While Meta’s technology is open source and currently free, two people familiar with the matter said the company is exploring charging business customers for the ability to tailor the model to their needs through using their own proprietary data. One person said that there are no current plans to charge and Meta will not do so in future releases.

Joelle Pineau, Meta’s vice-president of AI research, declined to comment on the development of a new AI model and how it will fare but said: “At the end of the day, because you release one thing. [open source]you cannot completely give up the intellectual property of that work.”

“We are not shy about the fact that we want to use these models [in our] product,” he added.

In 2021, chief executive Mark Zuckerberg announced a pivot to build an avatar-filled digital world known as a metaverse and spent more than $10bn a year on the project. That expensive ambition has proven unpopular with investors and Meta has recently raced to increase investment in AI.

Earlier this year, the social networking giant established a generative AI unit led by chief product officer Chris Cox.

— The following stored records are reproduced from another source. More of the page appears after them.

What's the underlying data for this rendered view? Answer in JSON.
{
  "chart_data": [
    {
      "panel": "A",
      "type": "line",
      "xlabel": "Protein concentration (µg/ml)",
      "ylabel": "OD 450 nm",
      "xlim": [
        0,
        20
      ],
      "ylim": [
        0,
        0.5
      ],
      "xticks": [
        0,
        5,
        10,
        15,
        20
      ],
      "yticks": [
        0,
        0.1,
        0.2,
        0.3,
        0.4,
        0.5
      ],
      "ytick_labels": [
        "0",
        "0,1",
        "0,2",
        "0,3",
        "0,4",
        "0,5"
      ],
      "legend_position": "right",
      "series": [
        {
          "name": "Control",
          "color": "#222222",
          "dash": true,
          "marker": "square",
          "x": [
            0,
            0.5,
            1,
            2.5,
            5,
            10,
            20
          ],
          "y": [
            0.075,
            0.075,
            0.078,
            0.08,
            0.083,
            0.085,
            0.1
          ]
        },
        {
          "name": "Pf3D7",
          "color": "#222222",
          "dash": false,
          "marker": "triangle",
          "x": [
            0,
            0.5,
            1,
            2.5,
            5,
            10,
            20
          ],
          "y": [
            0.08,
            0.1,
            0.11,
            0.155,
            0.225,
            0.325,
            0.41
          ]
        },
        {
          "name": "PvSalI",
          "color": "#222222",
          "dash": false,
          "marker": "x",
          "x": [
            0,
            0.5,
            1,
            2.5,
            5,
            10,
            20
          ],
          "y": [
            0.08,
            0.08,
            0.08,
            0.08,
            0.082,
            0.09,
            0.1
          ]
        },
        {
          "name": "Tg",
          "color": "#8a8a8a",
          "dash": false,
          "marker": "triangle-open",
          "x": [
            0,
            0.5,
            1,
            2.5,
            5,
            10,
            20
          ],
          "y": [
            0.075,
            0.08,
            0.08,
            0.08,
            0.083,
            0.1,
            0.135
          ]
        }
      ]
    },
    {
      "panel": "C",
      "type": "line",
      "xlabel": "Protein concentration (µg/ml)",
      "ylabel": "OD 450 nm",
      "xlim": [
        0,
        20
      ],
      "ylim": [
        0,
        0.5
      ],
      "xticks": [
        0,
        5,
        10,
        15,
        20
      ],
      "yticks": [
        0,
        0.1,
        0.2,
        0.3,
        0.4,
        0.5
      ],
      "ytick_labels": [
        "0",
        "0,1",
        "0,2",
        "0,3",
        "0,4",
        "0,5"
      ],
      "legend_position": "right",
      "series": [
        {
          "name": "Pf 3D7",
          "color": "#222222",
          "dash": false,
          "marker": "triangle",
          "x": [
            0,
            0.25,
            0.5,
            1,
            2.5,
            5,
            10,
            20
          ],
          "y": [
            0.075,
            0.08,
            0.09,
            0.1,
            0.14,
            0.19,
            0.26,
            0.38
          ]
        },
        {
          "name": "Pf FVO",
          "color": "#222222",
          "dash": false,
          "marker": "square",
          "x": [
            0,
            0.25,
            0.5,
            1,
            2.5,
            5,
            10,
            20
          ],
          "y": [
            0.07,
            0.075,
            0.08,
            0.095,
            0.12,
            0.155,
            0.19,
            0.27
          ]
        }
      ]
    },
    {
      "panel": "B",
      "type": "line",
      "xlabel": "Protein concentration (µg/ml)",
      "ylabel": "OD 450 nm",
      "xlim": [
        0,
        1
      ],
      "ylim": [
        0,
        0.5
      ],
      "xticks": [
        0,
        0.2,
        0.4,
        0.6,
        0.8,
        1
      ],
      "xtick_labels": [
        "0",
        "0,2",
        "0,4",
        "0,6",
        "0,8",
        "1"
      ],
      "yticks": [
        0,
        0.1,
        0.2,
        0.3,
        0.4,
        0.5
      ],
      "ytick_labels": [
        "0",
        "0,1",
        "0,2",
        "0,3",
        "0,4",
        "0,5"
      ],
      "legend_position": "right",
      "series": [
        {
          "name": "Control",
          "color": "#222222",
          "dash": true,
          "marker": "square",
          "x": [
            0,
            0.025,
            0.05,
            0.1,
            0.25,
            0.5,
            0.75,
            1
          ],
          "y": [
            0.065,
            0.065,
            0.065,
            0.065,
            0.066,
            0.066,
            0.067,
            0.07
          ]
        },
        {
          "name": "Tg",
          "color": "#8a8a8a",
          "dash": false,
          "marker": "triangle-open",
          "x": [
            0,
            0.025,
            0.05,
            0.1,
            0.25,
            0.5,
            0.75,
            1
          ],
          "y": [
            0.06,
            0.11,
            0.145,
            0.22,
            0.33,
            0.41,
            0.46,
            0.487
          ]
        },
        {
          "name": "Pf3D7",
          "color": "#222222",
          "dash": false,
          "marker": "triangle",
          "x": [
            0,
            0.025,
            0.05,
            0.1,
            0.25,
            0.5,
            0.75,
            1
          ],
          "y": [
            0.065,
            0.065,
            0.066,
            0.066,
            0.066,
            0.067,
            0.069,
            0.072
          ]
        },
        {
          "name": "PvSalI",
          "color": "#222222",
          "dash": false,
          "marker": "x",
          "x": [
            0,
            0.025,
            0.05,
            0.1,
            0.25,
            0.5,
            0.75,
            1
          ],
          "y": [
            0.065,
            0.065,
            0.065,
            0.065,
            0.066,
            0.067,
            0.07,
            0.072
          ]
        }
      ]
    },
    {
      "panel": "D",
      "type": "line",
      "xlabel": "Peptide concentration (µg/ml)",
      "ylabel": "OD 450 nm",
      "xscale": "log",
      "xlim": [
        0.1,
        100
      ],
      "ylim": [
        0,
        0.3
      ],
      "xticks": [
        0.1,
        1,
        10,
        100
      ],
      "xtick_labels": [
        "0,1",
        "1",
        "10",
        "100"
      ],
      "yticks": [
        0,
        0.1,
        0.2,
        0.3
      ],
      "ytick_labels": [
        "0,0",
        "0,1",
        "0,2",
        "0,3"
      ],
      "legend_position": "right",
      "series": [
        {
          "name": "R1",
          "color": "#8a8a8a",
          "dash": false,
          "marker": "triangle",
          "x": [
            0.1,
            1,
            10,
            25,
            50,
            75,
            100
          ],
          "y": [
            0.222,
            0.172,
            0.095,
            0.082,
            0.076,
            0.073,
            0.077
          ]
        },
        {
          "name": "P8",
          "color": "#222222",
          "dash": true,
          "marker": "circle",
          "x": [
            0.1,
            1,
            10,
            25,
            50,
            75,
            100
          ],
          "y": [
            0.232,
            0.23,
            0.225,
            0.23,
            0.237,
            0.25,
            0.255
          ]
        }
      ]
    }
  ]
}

Pineau said that Cox’s team is mainly in the field of AI research but also product development, because it “creates completely new businesses”.

Zuckerberg and other executives proposed to push to create more AI chatbots for individuals, advertisers and businesses on Meta platforms Instagram, WhatsApp and Facebook, which are run by its LLMs.

The benefit of open source models includes a higher uptake of users who then input more data to be processed by AI. The more data LLM has, the more powerful its capabilities become.

In addition, open source models allow researchers and developers to find and fix bugs, simultaneously improving technology and security – at a time when technology companies like Meta are facing years of investigating various privacy scandals and misinformation.

While providing software for free may seem antithetical to making money, experts believe that corporations can also use this strategy to capture new markets.

“Meta realizes they’re behind the current AI hype cycle, and this gives them a way to open up the ecosystem and look like they’re doing the right thing, being generous and giving back to the community,” said one person. who is familiar with the company’s thinking.

However, there are clear risks with open source AI, which can be shaped and abused by bad actors. Child safety groups report an increase in AI-generated child sexual abuse images online, for example.

The researchers also found that a previous Meta AI model, BlenderBot 2, released in 2021, spread false information. Meta says it has made BlenderBot 3 more resistant to this content, although users still find it generates false information.

There are also regulatory and legal risks regarding intellectual property and copyright. On Monday, comedian and actor Sarah Silverman filed a lawsuit against Meta and OpenAI for claiming her work was used to train models without her consent.

Meta released the open source LLaMA model to researchers in February. A month later, it leaked more widely through the online forum 4chan, prompting developers to build on top of it in violation of Meta’s licensing rules, which specify that it cannot be used in commercial products.

“This model is out there in ways we wish it wasn’t,” Pineau said.

Other AI companies, such as French start-up Mistral, are also exploring the potential of releasing open source versions of their technology. OpenAI, which has released open source AI models for speech and image recognition in the past, said its team is looking at developing an open source LLM, as long as they can reduce the risk of misuse below the minimum threshold.

“We have a choice between deciding that artificial intelligence is too dangerous a technology to keep open and keeping it under lock and key and in the hands of a small number of companies that will control it,” Meta’s AI chief LeCun said. “Or, on the contrary, the open source platforms that ask for contributions . . . from all over the world.”